The Weights and Dimensions of Heavy vehicles in the EU follow directive 96-53-EC.

This Directive secures the competition between the transporters and ensures that transportation between two countries cannot be prevented due to the weights and dimensions of the heavy vehicles.

The European Commission announced on 28-03-2011 that according to the White Paper, Directive 96-53-EC must be revised to adapt to the new technologies and constraints to facilitate transportation and to reduce energy consumption and emission. Therefore the European Commission Directorate General for Mobility and Transport (DG MOVE) started the consultation on 21-12-2011.

Adaptations in the weights and dimensions of heavy vehicles may contribute to the improvement of transport efficiency.

Such adaptations may also have beneficial consequences in terms of traffic and transport safety and preservation of the infrastructure.

However, the technical design and the dimensions and weights of heavy vehicles also have impact on the infrastructure and the accessibility of these vehicles.

Special circumstances for each country such as the inveteracy of the infrastructure and the financial difficulties of this period must be taken into account.

CEDR’s members have very different ways of thinking about the weights and dimensions, attitudes toward longer and heavier vehicles and vehicle combinations and infrastructure challenges associated with this among member states.

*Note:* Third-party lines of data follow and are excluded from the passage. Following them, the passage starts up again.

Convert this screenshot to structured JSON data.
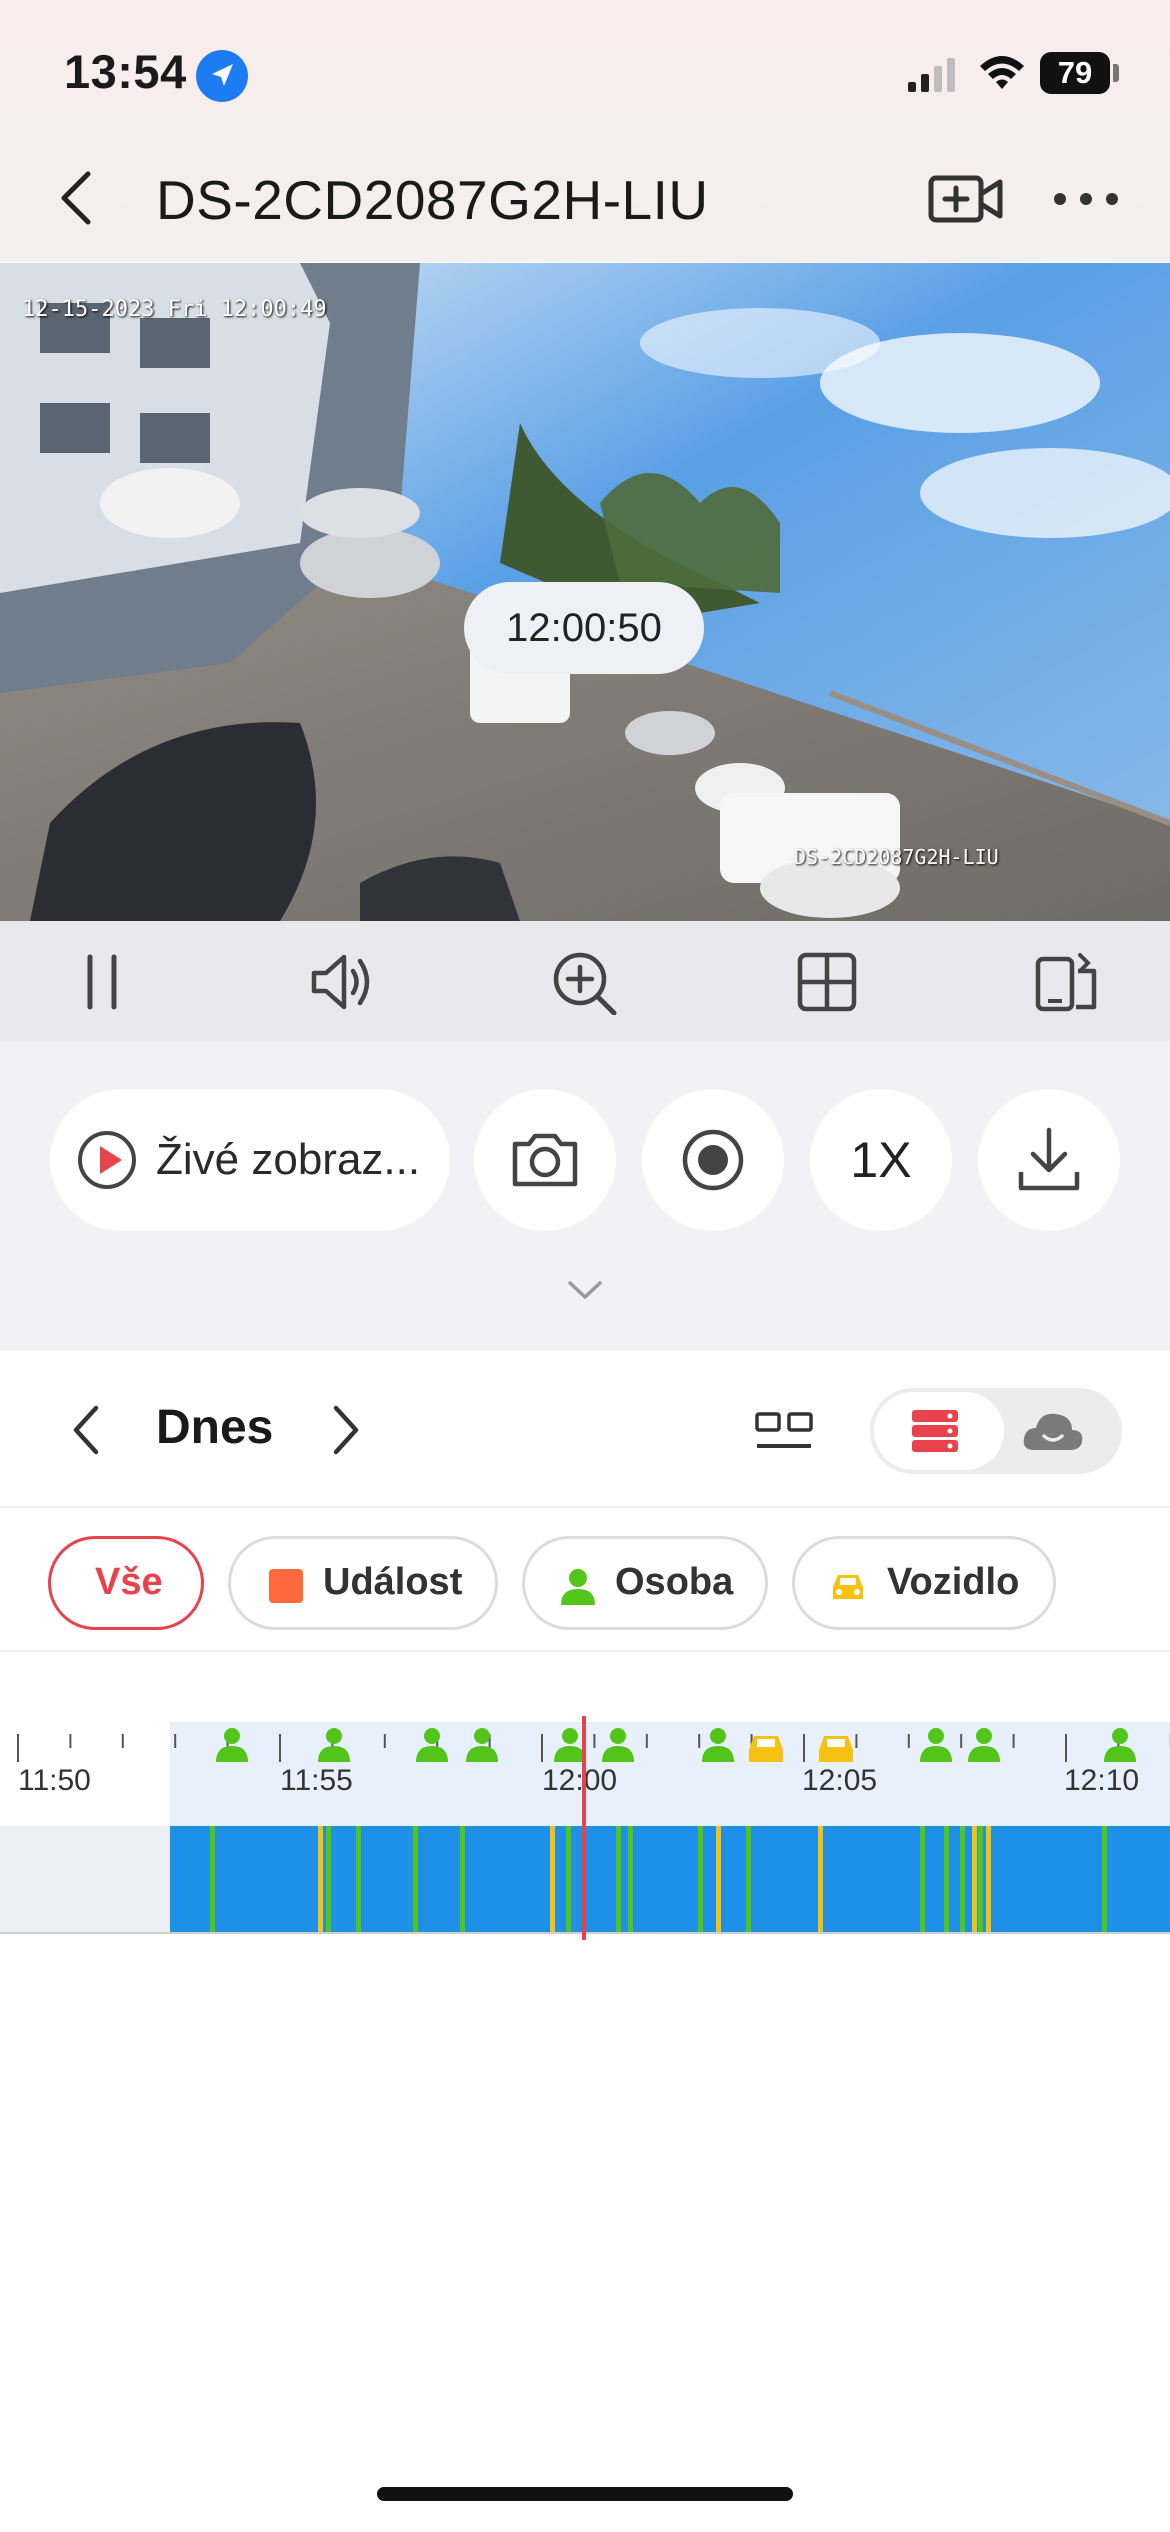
{
  "status_bar": {
    "time": "13:54",
    "battery": "79"
  },
  "nav": {
    "title": "DS-2CD2087G2H-LIU"
  },
  "video": {
    "timestamp_overlay": "12-15-2023 Fri 12:00:49",
    "camera_overlay": "DS-2CD2087G2H-LIU"
  },
  "controls": {
    "live_label": "Živé zobraz...",
    "speed_label": "1X"
  },
  "date_nav": {
    "label": "Dnes"
  },
  "filters": {
    "all": "Vše",
    "event": "Událost",
    "person": "Osoba",
    "vehicle": "Vozidlo"
  },
  "timeline": {
    "labels": [
      "11:50",
      "11:55",
      "12:00",
      "12:05",
      "12:10"
    ],
    "current_time": "12:00:50"
  },
  "colors": {
    "accent": "#e8434c",
    "recording": "#1d90e8",
    "person": "#52c41a",
    "vehicle": "#f5c211",
    "event": "#ff6a3d"
  }
}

This diversity makes it difficult to agree on how heavy vehicles’ weights and dimensions can be adapted to maintain or increase the performance of the road network.

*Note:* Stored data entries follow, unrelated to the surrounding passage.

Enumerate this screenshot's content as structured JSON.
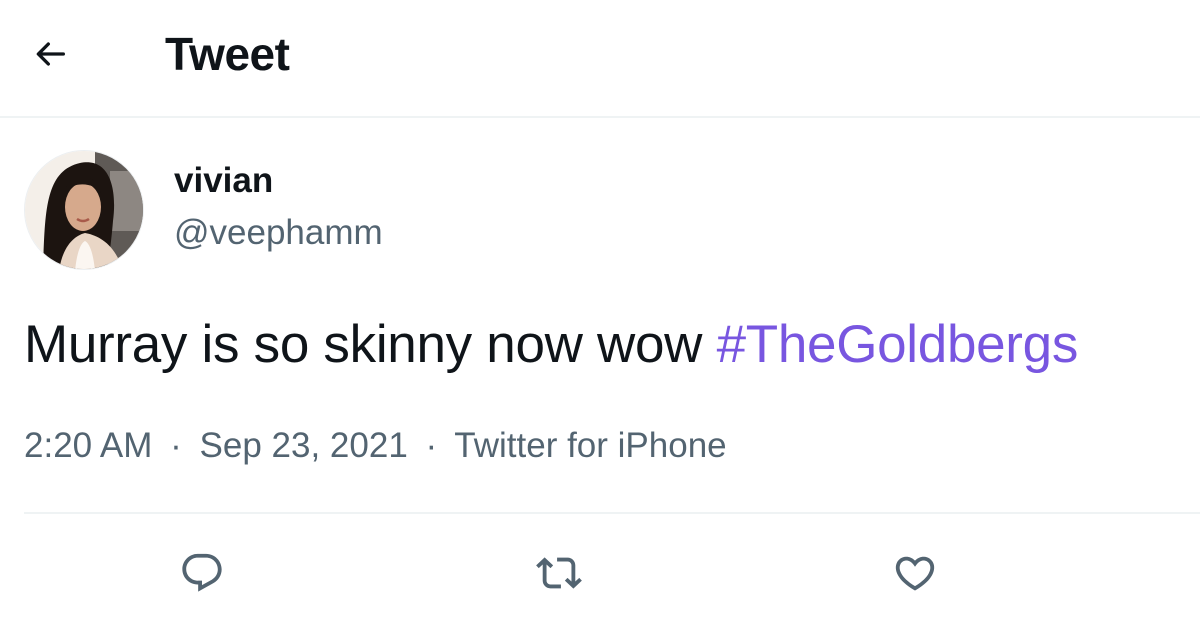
{
  "header": {
    "back_icon": "arrow-left-icon",
    "title": "Tweet"
  },
  "author": {
    "name": "vivian",
    "handle": "@veephamm"
  },
  "tweet": {
    "text": "Murray is so skinny now wow ",
    "hashtag": "#TheGoldbergs",
    "time": "2:20 AM",
    "date": "Sep 23, 2021",
    "source": "Twitter for iPhone",
    "separator": "·"
  },
  "actions": {
    "reply_icon": "reply-icon",
    "retweet_icon": "retweet-icon",
    "like_icon": "heart-icon"
  },
  "colors": {
    "text": "#0f1419",
    "secondary": "#536471",
    "hashtag": "#7856e0",
    "divider": "#eff3f4"
  }
}
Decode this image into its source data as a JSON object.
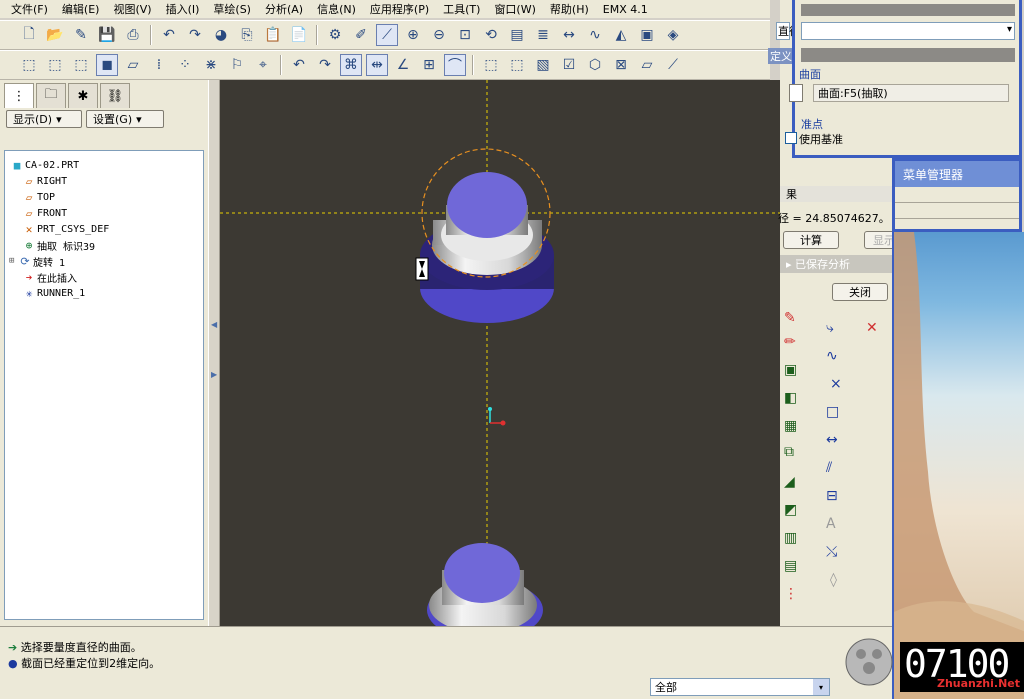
{
  "menu": [
    "文件(F)",
    "编辑(E)",
    "视图(V)",
    "插入(I)",
    "草绘(S)",
    "分析(A)",
    "信息(N)",
    "应用程序(P)",
    "工具(T)",
    "窗口(W)",
    "帮助(H)",
    "EMX 4.1"
  ],
  "left_panel": {
    "display_label": "显示(D)",
    "settings_label": "设置(G)",
    "tree": [
      {
        "icon": "part",
        "label": "CA-02.PRT"
      },
      {
        "icon": "datum-plane",
        "label": "RIGHT"
      },
      {
        "icon": "datum-plane",
        "label": "TOP"
      },
      {
        "icon": "datum-plane",
        "label": "FRONT"
      },
      {
        "icon": "csys",
        "label": "PRT_CSYS_DEF"
      },
      {
        "icon": "extract",
        "label": "抽取 标识39"
      },
      {
        "icon": "revolve",
        "label": "旋转 1"
      },
      {
        "icon": "insert-here",
        "label": "在此插入"
      },
      {
        "icon": "runner",
        "label": "RUNNER_1"
      }
    ]
  },
  "measure_dialog": {
    "type_value": "直径",
    "define_label": "定义",
    "surface_label": "曲面",
    "surface_value": "曲面:F5(抽取)",
    "datum_point_label": "准点",
    "use_datum_label": "使用基准",
    "result_label": "果",
    "diameter_text": "径 = 24.85074627。",
    "compute_button": "计算",
    "show_button": "显示",
    "saved_analysis_label": "已保存分析",
    "close_button": "关闭"
  },
  "menu_manager": {
    "title": "菜单管理器"
  },
  "status": {
    "message1": "选择要量度直径的曲面。",
    "message2": "截面已经重定位到2维定向。",
    "filter_value": "全部"
  },
  "watermark": {
    "number": "07100",
    "site": "Zhuanzhi.Net"
  },
  "colors": {
    "viewport": "#3c3933",
    "accent": "#3b5dc0",
    "model": "#7068d8"
  }
}
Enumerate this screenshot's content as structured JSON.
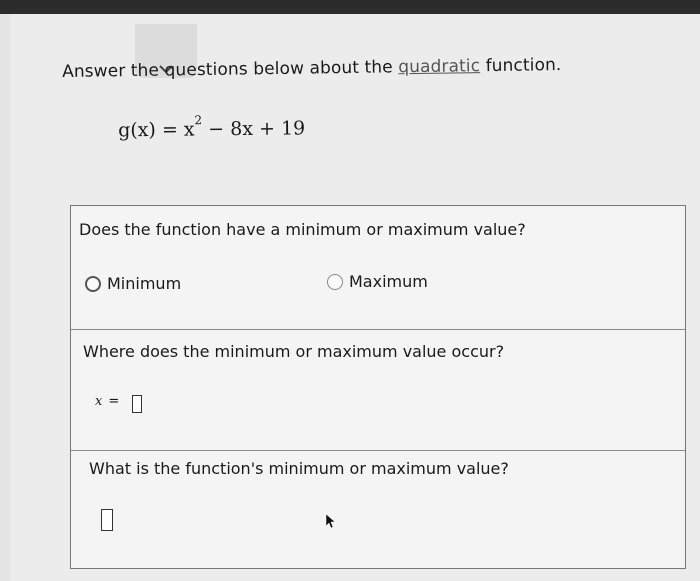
{
  "instruction": {
    "prefix": "Answer the questions below about the",
    "link": "quadratic",
    "suffix": "function."
  },
  "equation": {
    "lhs": "g(x)",
    "equals": "=",
    "x_term": "x",
    "exponent": "2",
    "rest": "− 8x + 19"
  },
  "questions": {
    "q1": {
      "text": "Does the function have a minimum or maximum value?",
      "options": [
        "Minimum",
        "Maximum"
      ]
    },
    "q2": {
      "text": "Where does the minimum or maximum value occur?",
      "var_label": "x",
      "equals": "="
    },
    "q3": {
      "text": "What is the function's minimum or maximum value?"
    }
  },
  "icons": {
    "collapse": "chevron-down-icon",
    "cursor": "mouse-pointer-icon"
  },
  "colors": {
    "panel_border": "#777777",
    "link": "#555555"
  }
}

An inventory of ways of thinking about the weights and dimensions of heavy vehicles could form the basis for a more unified position on these issues.

The debate on weights and dimensions is narrowed for years now to the European Modular System (EMS). This issue could be broadened to other kinds of improvements by adapting weights and dimensions of heavy vehicles.

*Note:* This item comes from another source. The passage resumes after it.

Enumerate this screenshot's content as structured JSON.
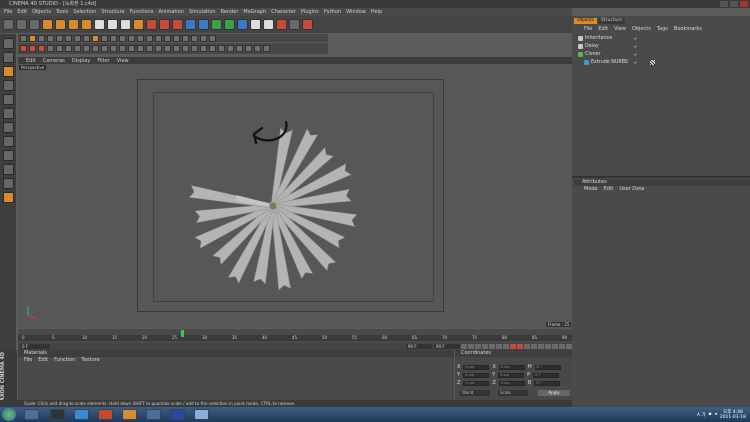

A special focus shall be put on factors that cause incidents and reduced accessibility for heavy vehicles in winter season due to such factors as tyre patterns, inappropriate axle loading and (lack of) retractable axles.



  • To keep CEDR’s members informed about on-going activities concerning the open dialogue to revise Directive 96-53-EC. CEDR must participate in this consultation to revise the Directive.
  • Making an inventory of the on-going developments and ways of thinking about weights and dimensions of heavy vehicles of the different CEDR members. This inventory will allow CEDR’s members to identify common positions on these issues,  identify topics of which further studies will be of value to many of CEDR’s members,  help to create strong, professionally grounded positions on subjects relating to the weights and dimensions of heavy vehicles.
  • Consider an exploring dialogue with truck and trailer manufacturers, which could give a picture of  potential solutions to the topics outlined in the consultation on the revision of Directive 96-53-EC, such as improvements to the aerodynamic properties of heavy vehicles, other potential measures to improve transport efficiency and potential ways of reducing the impact of heavy vehicles on the infrastructure.
  • The goal concerning the content is to maintain or improve the current quality and performance of infrastructural network, with limited resources.
  • Contribute to finding solutions to the challenges outlined in this SP, by making transport «greener» by reducing energy consumption, by  improving transport efficiency and traffic and transport safety.
  • CEDR shall take direct action only if clear and visible benefits from CEDR’s involvement can be defined.